# visualize_attention_layerwise.py
import argparse
from pathlib import Path

import torch
import torch.nn.functional as F
import matplotlib.pyplot as plt


def parse_args():
    p = argparse.ArgumentParser("Visualize layer-wise averaged attention maps")
    p.add_argument("--dump-path", type=str, required=True,
                   help="analyze_attention.py 保存的 *.pt 文件路径")
    p.add_argument("--layer", type=int, default=0,
                   help="可视化第几层（0-based）")
    p.add_argument("--out-path", type=str, default="attn_layerwise.png",
                   help="输出 PNG 路径")
    p.add_argument("--alpha", type=float, default=0.6,
                   help="heatmap 覆盖原图的透明度")
    p.add_argument("--only-heatmap", action="store_true",
                   help="只画 heatmap，不叠原图")
    return p.parse_args()


def main():
    args = parse_args()
    dump = torch.load(args.dump_path, map_location="cpu")

    all_attn = dump["all_attn"]          # List[Tensor[B, H, N, N]]
    inputs = dump["inputs"]              # (1, H, W)
    meta = dump["meta"]

    image_size = meta["image_size"]
    patch_size = meta["patch_size"]
    num_task_tokens = meta["num_task_tokens"]

    layer_id = args.layer
    if layer_id < 0 or layer_id >= len(all_attn):
        raise IndexError(f"layer={layer_id} 越界，all_attn 只有 {len(all_attn)} 层")

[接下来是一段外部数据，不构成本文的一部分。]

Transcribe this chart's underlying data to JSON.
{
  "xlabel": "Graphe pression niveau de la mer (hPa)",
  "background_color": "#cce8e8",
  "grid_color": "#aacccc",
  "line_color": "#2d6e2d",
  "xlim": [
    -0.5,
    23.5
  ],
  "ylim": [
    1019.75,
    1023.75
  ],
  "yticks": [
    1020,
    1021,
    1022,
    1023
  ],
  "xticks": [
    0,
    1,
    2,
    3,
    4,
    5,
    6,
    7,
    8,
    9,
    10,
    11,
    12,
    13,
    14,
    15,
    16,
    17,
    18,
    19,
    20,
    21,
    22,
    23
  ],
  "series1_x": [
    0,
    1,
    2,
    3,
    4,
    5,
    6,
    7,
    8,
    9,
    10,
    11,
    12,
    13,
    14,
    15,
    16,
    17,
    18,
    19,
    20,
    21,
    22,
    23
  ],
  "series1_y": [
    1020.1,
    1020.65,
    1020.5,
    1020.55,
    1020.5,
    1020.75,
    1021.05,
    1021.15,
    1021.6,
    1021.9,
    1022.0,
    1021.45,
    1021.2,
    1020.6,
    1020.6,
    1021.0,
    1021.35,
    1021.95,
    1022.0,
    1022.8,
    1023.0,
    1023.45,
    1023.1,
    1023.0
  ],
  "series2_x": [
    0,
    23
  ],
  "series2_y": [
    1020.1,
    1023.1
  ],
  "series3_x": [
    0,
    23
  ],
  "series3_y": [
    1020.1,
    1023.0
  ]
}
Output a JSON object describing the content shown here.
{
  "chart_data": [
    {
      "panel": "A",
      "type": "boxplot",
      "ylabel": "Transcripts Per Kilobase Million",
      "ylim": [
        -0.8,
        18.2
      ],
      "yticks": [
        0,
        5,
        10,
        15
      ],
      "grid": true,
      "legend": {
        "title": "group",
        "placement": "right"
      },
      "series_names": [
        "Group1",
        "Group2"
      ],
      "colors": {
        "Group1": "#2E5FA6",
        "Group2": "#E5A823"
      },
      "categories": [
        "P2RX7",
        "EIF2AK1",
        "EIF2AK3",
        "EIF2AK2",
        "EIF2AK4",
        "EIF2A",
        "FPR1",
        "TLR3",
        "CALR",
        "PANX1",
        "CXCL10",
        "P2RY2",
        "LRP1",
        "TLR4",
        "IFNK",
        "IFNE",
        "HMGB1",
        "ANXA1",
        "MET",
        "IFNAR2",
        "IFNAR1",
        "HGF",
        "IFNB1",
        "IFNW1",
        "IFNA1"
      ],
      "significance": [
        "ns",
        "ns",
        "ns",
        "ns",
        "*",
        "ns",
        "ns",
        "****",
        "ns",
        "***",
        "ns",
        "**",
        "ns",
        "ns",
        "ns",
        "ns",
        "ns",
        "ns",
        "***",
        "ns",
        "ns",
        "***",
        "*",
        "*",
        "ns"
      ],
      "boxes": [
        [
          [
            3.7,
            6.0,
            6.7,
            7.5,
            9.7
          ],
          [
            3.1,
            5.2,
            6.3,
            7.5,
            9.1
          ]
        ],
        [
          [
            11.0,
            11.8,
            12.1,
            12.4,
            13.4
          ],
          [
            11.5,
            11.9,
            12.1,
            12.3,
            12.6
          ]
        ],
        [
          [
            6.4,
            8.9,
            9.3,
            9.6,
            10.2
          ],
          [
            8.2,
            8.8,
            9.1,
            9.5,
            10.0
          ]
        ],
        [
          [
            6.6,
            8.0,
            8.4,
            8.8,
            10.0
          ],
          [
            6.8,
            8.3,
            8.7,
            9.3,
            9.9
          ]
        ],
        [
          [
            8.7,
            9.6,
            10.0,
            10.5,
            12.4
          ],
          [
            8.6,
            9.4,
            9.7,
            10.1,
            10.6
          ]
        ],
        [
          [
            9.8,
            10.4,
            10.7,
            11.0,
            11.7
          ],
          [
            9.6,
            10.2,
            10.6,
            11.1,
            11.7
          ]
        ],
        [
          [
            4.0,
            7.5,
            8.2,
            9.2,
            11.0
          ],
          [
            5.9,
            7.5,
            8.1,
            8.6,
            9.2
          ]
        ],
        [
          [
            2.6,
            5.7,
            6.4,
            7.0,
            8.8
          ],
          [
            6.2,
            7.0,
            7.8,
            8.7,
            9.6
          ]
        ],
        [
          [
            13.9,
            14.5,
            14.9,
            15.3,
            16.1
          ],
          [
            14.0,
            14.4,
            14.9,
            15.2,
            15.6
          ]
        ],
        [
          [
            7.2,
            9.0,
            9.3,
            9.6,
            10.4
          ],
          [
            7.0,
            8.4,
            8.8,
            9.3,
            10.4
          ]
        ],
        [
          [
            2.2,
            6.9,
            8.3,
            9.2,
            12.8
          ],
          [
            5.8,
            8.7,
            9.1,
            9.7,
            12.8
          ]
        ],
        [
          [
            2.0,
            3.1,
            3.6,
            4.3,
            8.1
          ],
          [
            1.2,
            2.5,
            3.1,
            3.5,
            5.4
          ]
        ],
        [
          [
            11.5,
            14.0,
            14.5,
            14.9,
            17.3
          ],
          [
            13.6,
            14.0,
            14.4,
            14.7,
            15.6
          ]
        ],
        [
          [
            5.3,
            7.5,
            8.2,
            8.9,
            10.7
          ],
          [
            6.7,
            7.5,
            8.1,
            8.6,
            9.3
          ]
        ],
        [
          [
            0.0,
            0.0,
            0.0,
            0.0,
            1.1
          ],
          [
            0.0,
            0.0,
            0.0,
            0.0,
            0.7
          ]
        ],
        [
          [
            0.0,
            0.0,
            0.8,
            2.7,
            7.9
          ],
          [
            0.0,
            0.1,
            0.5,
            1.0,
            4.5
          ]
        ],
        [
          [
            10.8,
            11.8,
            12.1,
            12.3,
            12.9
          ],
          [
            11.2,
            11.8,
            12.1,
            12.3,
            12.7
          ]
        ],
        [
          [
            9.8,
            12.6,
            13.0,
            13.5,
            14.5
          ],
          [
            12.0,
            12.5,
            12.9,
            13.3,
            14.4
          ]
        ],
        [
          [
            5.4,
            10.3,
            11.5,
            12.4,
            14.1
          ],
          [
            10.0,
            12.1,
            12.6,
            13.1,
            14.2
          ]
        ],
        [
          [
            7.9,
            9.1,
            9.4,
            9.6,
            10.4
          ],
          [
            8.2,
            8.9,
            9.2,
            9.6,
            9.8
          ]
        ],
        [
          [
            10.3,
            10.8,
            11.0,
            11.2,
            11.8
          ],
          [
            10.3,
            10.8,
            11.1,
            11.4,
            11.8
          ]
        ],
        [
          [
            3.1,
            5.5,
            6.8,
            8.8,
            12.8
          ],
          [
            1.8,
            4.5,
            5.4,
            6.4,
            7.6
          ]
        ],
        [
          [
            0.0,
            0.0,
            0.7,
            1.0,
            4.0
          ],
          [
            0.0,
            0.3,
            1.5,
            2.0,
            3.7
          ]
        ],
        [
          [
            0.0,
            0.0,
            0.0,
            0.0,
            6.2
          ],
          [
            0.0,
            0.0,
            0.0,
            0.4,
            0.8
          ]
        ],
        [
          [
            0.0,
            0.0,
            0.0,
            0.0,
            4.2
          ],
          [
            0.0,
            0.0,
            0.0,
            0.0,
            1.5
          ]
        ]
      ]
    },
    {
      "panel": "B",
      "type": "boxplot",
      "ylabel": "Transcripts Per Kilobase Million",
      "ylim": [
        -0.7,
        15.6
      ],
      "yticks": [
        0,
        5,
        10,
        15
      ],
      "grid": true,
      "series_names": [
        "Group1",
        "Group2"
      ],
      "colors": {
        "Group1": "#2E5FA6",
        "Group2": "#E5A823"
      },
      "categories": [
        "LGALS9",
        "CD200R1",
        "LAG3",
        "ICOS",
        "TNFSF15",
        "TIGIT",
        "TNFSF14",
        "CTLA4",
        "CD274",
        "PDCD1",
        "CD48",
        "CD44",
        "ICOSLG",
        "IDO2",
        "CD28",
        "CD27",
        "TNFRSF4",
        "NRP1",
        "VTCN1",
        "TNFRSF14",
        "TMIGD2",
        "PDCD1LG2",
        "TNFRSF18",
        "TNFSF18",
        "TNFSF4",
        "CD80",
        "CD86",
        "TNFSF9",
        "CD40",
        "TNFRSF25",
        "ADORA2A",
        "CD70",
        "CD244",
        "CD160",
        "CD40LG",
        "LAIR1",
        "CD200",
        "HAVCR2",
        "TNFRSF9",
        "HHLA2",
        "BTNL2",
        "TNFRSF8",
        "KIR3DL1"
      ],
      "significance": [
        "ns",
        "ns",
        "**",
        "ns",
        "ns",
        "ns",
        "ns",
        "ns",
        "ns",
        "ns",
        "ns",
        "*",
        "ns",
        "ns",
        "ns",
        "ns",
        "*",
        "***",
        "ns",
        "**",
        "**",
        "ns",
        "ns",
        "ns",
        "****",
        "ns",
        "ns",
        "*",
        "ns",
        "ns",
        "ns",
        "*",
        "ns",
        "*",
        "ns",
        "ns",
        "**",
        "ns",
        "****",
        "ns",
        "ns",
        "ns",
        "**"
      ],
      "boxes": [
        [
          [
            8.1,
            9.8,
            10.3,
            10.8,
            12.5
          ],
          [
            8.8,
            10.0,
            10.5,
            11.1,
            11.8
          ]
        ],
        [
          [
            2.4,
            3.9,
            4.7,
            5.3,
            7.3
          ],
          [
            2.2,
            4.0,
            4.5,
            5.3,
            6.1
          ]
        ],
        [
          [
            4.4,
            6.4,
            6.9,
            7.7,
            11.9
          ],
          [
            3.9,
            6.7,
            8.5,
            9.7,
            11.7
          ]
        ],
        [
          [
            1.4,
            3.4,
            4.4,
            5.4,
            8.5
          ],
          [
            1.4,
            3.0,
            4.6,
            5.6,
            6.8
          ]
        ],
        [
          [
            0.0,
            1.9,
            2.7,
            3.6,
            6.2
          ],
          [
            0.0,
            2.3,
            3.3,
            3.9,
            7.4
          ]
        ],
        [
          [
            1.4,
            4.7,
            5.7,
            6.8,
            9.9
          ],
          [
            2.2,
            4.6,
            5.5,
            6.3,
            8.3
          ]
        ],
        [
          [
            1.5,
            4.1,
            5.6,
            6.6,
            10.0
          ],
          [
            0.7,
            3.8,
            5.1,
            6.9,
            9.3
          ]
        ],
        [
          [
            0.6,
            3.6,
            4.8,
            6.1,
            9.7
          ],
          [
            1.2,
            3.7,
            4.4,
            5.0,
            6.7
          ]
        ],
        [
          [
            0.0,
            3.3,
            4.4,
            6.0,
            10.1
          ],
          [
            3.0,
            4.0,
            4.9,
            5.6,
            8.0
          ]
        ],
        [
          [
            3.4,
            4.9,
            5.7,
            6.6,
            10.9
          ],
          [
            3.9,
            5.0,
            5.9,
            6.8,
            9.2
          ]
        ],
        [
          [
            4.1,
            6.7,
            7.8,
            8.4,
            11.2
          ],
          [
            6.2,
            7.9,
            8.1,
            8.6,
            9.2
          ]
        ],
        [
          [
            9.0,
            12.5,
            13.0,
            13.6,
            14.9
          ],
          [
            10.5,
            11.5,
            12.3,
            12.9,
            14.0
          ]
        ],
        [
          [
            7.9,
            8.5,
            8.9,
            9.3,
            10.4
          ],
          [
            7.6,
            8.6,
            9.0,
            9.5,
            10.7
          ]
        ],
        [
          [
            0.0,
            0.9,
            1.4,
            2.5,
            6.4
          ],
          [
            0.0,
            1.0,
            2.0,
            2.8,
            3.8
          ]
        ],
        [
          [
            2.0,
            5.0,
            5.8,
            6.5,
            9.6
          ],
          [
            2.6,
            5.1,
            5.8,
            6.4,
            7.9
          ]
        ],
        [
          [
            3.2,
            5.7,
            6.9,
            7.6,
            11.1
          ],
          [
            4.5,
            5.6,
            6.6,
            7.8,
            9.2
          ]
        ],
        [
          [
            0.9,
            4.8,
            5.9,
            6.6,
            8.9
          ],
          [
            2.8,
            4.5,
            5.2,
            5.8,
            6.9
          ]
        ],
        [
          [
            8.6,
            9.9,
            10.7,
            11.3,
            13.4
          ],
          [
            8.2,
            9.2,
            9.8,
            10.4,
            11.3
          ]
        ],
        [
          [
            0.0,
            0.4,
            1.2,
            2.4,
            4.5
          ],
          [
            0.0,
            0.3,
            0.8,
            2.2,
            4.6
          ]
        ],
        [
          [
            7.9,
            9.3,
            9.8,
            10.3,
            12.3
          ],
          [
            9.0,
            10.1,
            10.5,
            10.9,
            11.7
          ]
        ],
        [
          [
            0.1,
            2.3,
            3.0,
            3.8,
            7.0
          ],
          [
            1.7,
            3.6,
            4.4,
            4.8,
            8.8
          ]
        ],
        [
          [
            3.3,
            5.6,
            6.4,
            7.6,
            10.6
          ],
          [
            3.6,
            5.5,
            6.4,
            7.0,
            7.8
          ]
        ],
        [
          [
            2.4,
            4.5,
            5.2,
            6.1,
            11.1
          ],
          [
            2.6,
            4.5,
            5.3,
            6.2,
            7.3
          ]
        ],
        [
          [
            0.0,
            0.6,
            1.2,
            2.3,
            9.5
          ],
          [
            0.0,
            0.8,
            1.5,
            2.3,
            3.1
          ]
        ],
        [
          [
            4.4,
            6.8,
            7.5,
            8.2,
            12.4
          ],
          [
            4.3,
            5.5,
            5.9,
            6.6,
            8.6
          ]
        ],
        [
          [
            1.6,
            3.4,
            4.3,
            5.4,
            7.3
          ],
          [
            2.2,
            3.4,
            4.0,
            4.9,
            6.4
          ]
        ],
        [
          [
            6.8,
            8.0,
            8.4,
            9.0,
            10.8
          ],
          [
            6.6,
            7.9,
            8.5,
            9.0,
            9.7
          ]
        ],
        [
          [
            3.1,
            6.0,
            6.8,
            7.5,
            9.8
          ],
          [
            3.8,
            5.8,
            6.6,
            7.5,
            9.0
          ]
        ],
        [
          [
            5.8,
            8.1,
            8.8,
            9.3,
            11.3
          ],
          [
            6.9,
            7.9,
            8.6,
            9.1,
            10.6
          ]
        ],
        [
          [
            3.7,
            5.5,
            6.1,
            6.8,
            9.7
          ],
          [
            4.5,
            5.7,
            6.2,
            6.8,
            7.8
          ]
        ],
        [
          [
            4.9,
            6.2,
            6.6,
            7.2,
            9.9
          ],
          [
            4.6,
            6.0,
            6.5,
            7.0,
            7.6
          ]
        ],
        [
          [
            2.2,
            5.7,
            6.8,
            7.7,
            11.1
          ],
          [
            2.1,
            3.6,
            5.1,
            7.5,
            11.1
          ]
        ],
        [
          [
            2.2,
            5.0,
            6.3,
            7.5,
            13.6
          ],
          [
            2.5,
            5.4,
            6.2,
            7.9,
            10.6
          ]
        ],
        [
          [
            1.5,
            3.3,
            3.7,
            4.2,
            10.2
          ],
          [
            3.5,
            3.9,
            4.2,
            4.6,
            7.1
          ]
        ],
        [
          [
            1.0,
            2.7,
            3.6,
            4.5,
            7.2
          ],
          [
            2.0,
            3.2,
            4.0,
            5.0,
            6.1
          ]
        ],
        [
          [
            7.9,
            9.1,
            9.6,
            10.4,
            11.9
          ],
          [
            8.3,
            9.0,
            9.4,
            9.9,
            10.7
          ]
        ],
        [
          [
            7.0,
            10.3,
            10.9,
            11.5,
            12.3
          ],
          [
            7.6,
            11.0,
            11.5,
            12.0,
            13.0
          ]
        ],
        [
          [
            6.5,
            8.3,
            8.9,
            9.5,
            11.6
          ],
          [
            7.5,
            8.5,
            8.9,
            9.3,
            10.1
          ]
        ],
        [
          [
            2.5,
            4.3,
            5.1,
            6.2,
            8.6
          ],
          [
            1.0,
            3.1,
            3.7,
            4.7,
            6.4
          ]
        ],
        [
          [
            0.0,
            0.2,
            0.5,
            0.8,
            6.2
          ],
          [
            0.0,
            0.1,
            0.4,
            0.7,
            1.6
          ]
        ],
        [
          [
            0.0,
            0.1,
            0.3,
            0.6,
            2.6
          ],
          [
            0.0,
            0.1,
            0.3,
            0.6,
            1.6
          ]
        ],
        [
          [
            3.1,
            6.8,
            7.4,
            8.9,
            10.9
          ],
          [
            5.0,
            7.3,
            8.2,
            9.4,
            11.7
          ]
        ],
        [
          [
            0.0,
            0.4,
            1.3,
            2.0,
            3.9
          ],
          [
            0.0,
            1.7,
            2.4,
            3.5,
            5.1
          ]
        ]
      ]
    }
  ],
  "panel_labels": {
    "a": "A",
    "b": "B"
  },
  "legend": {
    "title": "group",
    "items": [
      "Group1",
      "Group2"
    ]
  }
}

    attn = all_attn[layer_id]  # (B, H, N, N)
    B, H_head, N, _ = attn.shape

    ph = image_size // patch_size
    pw = image_size // patch_size
    N_pix = ph * pw

    # 只看像素 token <-> 像素 token 的子矩阵
    attn_pix = attn[:, :, num_task_tokens:, num_task_tokens:]  # (B, H, N_pix, N_pix)
    if attn_pix.size(-1) != N_pix or attn_pix.size(-2) != N_pix:
        raise RuntimeError(
            f"[Layer {layer_id}] 像素 token 子矩阵尺寸不匹配: "
            f"got {(attn_pix.size(-2), attn_pix.size(-1))}, expected {(N_pix, N_pix)}"
        )

    # softmax 权重已经是 per-query 的概率分布：
    # 现在对 (batch, head, query) 全部平均 -> 得到每个 key pixel 的平均被关注权重
    layer_map_1d = attn_pix.mean(dim=(0, 1, 2))  # (N_pix,)
    layer_map_1d = layer_map_1d / (layer_map_1d.sum() + 1e-9)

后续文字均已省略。